Convergent evolution is one of my favorite topics to think about. In this video, I give you a brief introduction to the evolution of similar traits in species that aren’t closely related. You can see this throughout the natural world, and it’s amazing to think about how some really specialized traits – like carnivorous plants! – could have evolved multiple times.
Hi, I hope your snow-day is going well! I have two questions. Is there a specific mushroom you feel a very strong connection to? And, do you have some general information about mushrooms or lichen that frequent frigid/frozen environments? Cheers!
Okay, after an unexpected 3 hour nap (D:) I’m back to answer more questions! I have two fungi that I really love a lot, for similar reasons. First is Calostoma cinnabarinum, which I made a whole video on.
Second is Pseudohydnum gelatinosum:
I like both of them because they are squishy, and well, squishy things are great. (Is that scientific enough?)
As far as lichens that frequent frigid temps: the two most important factors controlling their ranges are light and moisture. Lichens are very good at going dormant, and many species are able to withstand frigid temperatures.
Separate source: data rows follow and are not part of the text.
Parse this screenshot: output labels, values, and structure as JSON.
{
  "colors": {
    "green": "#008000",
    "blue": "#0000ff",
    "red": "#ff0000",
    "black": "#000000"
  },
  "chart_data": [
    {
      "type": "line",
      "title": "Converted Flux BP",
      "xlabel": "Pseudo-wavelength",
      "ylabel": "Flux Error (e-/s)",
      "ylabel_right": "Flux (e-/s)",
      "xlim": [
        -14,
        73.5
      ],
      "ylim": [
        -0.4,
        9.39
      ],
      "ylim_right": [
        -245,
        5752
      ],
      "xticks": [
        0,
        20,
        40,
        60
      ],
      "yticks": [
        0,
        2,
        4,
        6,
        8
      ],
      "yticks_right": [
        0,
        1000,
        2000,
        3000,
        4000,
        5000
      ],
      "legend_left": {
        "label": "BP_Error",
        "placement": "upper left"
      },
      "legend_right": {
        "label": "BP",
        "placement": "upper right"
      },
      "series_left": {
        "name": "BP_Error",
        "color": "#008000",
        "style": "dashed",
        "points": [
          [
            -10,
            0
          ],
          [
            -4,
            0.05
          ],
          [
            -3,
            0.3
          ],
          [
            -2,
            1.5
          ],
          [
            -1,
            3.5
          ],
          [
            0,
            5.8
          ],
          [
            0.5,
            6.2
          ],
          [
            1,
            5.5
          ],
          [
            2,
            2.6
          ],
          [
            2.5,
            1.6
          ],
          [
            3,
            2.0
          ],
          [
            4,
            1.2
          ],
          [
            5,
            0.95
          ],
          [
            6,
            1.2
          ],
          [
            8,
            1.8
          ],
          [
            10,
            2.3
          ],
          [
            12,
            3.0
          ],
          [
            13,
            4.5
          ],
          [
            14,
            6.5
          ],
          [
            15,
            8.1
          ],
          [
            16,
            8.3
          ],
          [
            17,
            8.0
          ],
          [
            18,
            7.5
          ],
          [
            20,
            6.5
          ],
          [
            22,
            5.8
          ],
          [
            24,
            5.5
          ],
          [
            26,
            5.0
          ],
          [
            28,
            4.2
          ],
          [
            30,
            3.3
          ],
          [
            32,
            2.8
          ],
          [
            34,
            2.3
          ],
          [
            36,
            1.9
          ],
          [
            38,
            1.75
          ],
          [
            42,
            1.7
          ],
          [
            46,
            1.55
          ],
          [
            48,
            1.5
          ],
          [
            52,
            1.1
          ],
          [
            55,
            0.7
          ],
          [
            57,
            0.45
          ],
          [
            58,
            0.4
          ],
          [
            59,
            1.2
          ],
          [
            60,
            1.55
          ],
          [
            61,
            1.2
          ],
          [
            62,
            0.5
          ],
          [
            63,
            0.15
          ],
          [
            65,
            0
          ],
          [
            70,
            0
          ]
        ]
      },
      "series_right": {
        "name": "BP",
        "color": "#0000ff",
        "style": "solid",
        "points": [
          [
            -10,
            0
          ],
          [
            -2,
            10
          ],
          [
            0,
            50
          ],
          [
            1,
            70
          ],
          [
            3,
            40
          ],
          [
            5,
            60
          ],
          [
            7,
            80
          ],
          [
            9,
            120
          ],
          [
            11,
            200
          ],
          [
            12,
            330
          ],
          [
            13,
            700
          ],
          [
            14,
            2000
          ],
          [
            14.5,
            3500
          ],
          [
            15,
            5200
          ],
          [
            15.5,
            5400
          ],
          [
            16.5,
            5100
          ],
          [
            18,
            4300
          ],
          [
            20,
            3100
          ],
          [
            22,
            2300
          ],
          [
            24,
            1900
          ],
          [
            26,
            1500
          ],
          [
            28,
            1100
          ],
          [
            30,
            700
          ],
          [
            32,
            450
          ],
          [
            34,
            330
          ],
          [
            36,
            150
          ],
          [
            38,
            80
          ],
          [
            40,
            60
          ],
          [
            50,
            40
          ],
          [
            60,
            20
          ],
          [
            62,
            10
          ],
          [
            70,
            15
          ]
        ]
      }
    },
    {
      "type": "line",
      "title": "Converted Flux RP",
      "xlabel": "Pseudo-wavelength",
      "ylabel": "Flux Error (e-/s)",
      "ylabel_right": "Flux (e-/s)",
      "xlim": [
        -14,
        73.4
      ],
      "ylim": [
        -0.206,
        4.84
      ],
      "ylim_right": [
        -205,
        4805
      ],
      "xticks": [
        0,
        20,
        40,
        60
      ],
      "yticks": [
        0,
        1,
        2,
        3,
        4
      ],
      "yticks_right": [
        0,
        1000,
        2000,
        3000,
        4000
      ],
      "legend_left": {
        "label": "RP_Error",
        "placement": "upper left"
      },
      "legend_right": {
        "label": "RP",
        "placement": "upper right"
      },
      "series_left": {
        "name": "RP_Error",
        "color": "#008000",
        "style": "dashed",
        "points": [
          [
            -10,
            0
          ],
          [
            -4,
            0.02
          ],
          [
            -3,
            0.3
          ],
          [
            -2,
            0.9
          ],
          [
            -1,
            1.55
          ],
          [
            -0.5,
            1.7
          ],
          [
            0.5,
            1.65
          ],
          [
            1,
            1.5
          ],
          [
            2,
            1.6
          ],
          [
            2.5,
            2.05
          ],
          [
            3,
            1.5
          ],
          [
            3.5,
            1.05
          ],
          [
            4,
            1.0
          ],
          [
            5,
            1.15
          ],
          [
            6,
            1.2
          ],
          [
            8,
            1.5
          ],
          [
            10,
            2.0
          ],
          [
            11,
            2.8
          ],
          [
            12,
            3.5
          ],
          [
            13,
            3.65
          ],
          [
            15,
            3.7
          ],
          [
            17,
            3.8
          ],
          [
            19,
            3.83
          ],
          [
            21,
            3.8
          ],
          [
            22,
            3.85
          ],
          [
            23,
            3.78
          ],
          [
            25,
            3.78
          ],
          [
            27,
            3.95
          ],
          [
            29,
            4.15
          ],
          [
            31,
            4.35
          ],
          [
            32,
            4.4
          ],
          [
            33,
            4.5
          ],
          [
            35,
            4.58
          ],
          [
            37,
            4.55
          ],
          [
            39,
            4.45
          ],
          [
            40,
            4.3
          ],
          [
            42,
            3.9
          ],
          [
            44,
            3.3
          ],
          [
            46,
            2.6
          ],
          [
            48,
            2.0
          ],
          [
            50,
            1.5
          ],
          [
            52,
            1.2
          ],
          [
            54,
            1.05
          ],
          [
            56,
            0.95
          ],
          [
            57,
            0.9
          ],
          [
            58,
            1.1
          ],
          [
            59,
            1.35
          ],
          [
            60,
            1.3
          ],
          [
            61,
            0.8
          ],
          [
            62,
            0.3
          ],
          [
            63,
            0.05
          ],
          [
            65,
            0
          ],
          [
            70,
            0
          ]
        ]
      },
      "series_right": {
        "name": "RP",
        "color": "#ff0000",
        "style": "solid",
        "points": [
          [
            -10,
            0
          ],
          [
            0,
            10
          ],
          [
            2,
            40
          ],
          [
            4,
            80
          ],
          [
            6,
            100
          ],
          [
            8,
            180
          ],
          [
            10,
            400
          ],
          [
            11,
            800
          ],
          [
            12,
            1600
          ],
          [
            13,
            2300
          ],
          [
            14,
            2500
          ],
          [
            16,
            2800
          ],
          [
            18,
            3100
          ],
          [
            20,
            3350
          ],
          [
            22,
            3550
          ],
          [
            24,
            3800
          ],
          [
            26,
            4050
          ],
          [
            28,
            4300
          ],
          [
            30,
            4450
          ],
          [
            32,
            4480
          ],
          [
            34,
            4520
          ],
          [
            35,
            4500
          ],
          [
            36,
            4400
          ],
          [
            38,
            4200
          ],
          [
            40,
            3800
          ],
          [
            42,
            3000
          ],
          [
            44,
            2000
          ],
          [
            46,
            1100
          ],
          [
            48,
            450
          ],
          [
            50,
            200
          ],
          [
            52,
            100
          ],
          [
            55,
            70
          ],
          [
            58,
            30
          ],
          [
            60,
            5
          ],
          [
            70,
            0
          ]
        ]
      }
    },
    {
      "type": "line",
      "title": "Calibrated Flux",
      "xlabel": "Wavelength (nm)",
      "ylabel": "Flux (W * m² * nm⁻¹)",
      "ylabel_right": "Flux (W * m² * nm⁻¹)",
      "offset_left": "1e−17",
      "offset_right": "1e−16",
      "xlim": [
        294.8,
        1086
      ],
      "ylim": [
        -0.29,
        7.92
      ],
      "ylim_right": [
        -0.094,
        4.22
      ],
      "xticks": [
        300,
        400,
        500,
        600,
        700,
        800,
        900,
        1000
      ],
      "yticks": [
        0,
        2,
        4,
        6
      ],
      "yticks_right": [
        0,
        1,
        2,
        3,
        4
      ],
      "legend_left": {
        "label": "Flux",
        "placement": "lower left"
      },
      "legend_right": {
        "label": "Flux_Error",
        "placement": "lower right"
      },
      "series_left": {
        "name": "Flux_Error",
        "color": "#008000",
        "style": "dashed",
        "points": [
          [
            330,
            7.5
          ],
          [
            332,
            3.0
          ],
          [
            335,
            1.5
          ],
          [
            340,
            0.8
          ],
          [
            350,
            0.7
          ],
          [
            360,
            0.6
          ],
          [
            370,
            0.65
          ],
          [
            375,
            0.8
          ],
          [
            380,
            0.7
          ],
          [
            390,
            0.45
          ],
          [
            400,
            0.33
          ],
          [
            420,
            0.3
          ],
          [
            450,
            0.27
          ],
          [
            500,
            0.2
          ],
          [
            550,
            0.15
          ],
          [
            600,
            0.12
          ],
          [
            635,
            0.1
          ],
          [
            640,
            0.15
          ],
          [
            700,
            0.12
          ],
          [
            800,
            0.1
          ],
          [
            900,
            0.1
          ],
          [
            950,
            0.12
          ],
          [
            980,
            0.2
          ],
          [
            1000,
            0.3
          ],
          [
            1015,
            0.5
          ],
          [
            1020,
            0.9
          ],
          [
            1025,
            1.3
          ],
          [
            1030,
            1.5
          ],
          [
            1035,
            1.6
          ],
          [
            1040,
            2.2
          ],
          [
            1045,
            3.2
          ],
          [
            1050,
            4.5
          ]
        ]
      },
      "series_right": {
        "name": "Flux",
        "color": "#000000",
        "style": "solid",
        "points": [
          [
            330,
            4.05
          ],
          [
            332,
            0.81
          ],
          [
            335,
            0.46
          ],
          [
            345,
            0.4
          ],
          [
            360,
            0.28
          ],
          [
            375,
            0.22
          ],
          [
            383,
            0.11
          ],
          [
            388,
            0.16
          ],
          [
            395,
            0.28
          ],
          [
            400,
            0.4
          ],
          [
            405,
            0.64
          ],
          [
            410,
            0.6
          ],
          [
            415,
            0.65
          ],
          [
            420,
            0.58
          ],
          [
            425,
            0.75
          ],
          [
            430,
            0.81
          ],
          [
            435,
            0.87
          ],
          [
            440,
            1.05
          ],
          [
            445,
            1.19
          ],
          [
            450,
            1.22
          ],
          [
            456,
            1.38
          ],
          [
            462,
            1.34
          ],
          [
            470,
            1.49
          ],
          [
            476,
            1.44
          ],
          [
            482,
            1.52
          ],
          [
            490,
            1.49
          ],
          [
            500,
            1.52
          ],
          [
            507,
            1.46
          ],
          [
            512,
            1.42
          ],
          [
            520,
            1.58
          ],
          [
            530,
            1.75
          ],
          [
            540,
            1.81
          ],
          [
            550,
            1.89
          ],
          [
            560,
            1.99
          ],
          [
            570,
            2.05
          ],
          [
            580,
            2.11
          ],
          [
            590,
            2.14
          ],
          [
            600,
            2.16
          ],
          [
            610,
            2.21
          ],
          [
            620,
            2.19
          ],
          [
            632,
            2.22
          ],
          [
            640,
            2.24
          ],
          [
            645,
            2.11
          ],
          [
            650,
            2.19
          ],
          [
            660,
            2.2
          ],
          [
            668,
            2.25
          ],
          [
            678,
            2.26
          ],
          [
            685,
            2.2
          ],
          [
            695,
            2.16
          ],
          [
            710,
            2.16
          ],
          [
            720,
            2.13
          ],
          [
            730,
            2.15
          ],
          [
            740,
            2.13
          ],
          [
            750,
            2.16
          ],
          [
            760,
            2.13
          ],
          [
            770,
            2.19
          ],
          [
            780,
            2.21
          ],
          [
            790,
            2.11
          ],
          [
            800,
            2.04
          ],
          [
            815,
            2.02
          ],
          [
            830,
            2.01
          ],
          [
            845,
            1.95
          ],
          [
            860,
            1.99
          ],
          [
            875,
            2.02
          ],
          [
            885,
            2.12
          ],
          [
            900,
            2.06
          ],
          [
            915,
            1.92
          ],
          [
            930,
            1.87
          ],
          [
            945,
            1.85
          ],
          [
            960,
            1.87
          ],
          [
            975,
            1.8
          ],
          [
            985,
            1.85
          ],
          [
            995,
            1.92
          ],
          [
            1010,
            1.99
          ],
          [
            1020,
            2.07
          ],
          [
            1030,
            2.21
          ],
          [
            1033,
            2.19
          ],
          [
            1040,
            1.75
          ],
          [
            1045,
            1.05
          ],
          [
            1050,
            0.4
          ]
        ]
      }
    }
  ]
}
Here’s a cool article detailing the lichens growing in Antarctica.
Mushrooms, on the other hand, have different physiologies than lichen. I am planning on making a video soon on what species to look out for in northeastern United States during the winter, and your question reminded me to get off my butt and work on that.
Thank you for the questions!
Is it true that scientists have never been able to cultivate Lichen in a lab? And that it essentially remains a mystery in terms of its component biology? I read it somewhere but never took the time to confirm that.
Scientists have been unable to successfully synthesize lichens in the lab using the algae and fungi that typically form those species. There are still some mysteries about the components – it’s definitely not as simple as the duality previously considered. Recent research has revealed that yeasts could be a big part of it, even bacteria. Actually, while making sure that I wasn’t just feeding you a bunch of lies I found this cool paper that looks into lichen’s bacterial association.